Der Konverterspezialist Recom hat zum Thema Isolation und Ableitspannen seine eigene Produktphilosophie entwickelt. Zwar macht die besagte 3. Edition der UL/EN60601 Unterschiede zwischen der Sicherheit für Patient und Personal. Für Geräte und Systeme, die nicht in Kontakt mit dem Patienten kommen (MOOP, Means of Operator Protection), sind auch reduzierte Luft- und Kriechstrecken ausreichend, wie sie in der EN60950-1 für normale elektronische Ausrüstungen definiert sind. Da aber zugleich die Forderung nach sehr niedrigen Ableitströmen aus der EN60601 erfüllt sein muss, sei man als Hersteller, so Recom-Geschäftsführer Karsten Bier, „oft besser beraten, auch hierfür reinforced isolierte DC/DC-Wandler einzusetzen, wie sie bei Geräten mit direktem Patientenkontakt (MOPP, Means of Patient Protection) als 2. Isolationsbarriere vorgeschrieben sind.“ Diese Barriere isoliert die Medizinelektronik im Inneren des Systems von Diagnosetools wie Endoskop oder EKG-Elektroden.

Die erste Isolationsbarriere auf der Versorgungsseite wird wie bisher schon durch ein wie oben genanntes „medizinisches“ Netzteil realisiert.Die Luft- und Kriechstrecken im Trafo von reinforced isolierten DC/DC-Wandlern müssen rund drei Mal größer sein als beispielsweise für elektronische Bürogeräte vorgeschrieben ist. Hierfür habe man bislang die Primär- und Sekundärwicklung des Trafos getrennt voneinander auf entgegen gesetzte Hälften eines Ringkerns gewickelt. So hatte man jedoch auch die beiden Magnetfelder voneinander getrennt - mit, so Bier „einigen unerwünschten Nebenwirkungen für die Leistungsfähigkeit des Trafos“. Da sich die beiden Magnetfelder nicht mehr optimal überlagern können, sinkt der Wirkungsgrad. Dadurch steigen die Wärmeverluste im Trafo und damit die Betriebstemperatur. Beides würde man zu gerne vermeiden, da hohe Effizienz und knapp bemessene Energiebudgets bei Neuentwicklungen im Pflichtenheft stehen.

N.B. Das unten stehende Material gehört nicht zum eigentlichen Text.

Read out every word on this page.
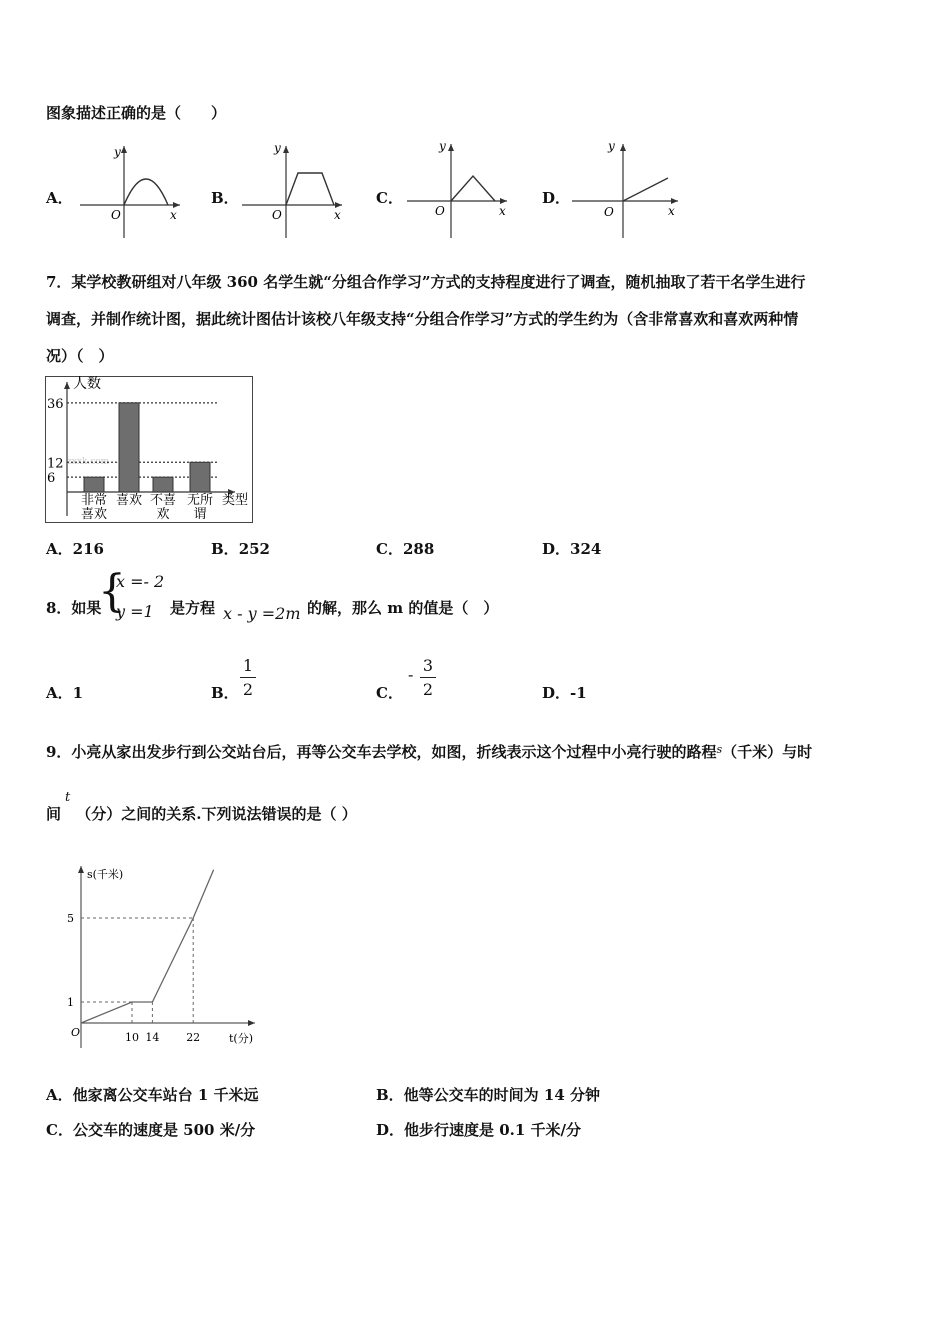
图象描述正确的是（　　）
A．	B．	C．	D．
y
O	x
y
O	x
y
O	x
y
O	x
7．某学校教研组对八年级 360 名学生就“分组合作学习”方式的支持程度进行了调查，随机抽取了若干名学生进行
调查，并制作统计图，据此统计图估计该校八年级支持“分组合作学习”方式的学生约为（含非常喜欢和喜欢两种情
况）（　）
人数
类型
zxxk.com
36
12
6
非常
喜欢
喜欢 不喜
欢
无所
谓
A．216	B．252	C．288	D．324
8．如果
{
x =- 2
y =1 是方程 x - y =2m 的解，那么 m 的值是（　）
A．1	B．
1
2	C．
- 3
2	D．-1
9．小亮从家出发步行到公交站台后，再等公交车去学校，如图，折线表示这个过程中小亮行驶的路程$^s$（千米）与时
间t（分）之间的关系.下列说法错误的是（ ）
s(千米)
t(分)
O
5
1
10 14 22
A．他家离公交车站台 1 千米远	B．他等公交车的时间为 14 分钟
C．公交车的速度是 500 米/分	D．他步行速度是 0.1 千米/分
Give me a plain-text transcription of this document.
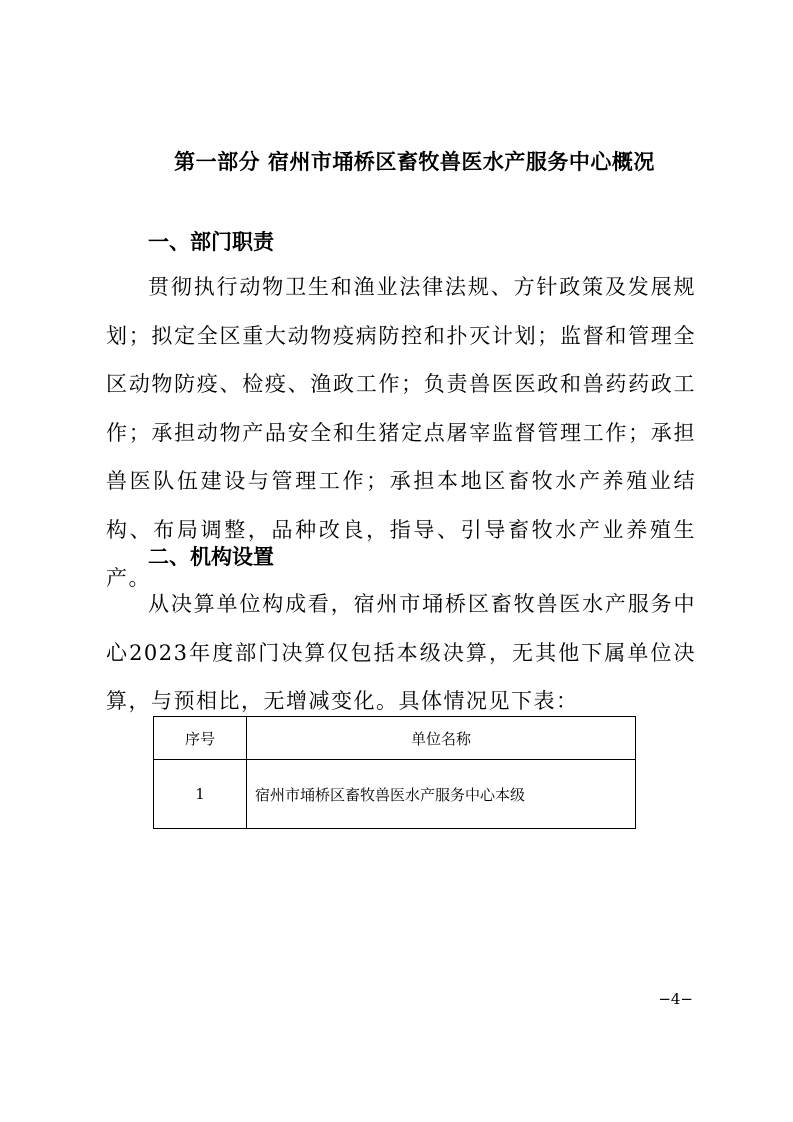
第一部分 宿州市埇桥区畜牧兽医水产服务中心概况
一、部门职责

贯彻执行动物卫生和渔业法律法规、方针政策及发展规划；拟定全区重大动物疫病防控和扑灭计划；监督和管理全区动物防疫、检疫、渔政工作；负责兽医医政和兽药药政工作；承担动物产品安全和生猪定点屠宰监督管理工作；承担兽医队伍建设与管理工作；承担本地区畜牧水产养殖业结构、布局调整，品种改良，指导、引导畜牧水产业养殖生产。

二、机构设置

从决算单位构成看，宿州市埇桥区畜牧兽医水产服务中心2023年度部门决算仅包括本级决算，无其他下属单位决算，与预相比，无增减变化。具体情况见下表：

序号	单位名称
1	宿州市埇桥区畜牧兽医水产服务中心本级

−4−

Ingenieure von Recom sei es nun gelungen, ein neues Trafokonzept zu realisieren. Dabei seien die Primär- und Sekundärwicklung so ineinander verzahnt, dass die für „reinforced-Isolation“ vorgeschriebenen Luft- und Kriechstrecken eingehalten werden und die Magnetfelder sich nahezu optimal überlappen. Durch eine „quasi-resonante“ Schaltungstopologie erzielen die neuen Wandler nach Angaben des Unternehmens 15 bis 20 Prozent mehr Leistung im selben Gehäuse und sind aufgrund der geringeren Wärmeverluste für Umgebungstemperaturen bis 85 °C zugelassen. Gleichzeitig konnte die Wicklungskapazität auf Werte von wenigen Pikofarad reduziert werden. Dies sorge für niedrigere Ableitströme, wie sie in der Medizinelektronik erwünscht sind. Und noch ein wichtiger Punkt: sie gewinnen dadurch Kompaktheit zurück.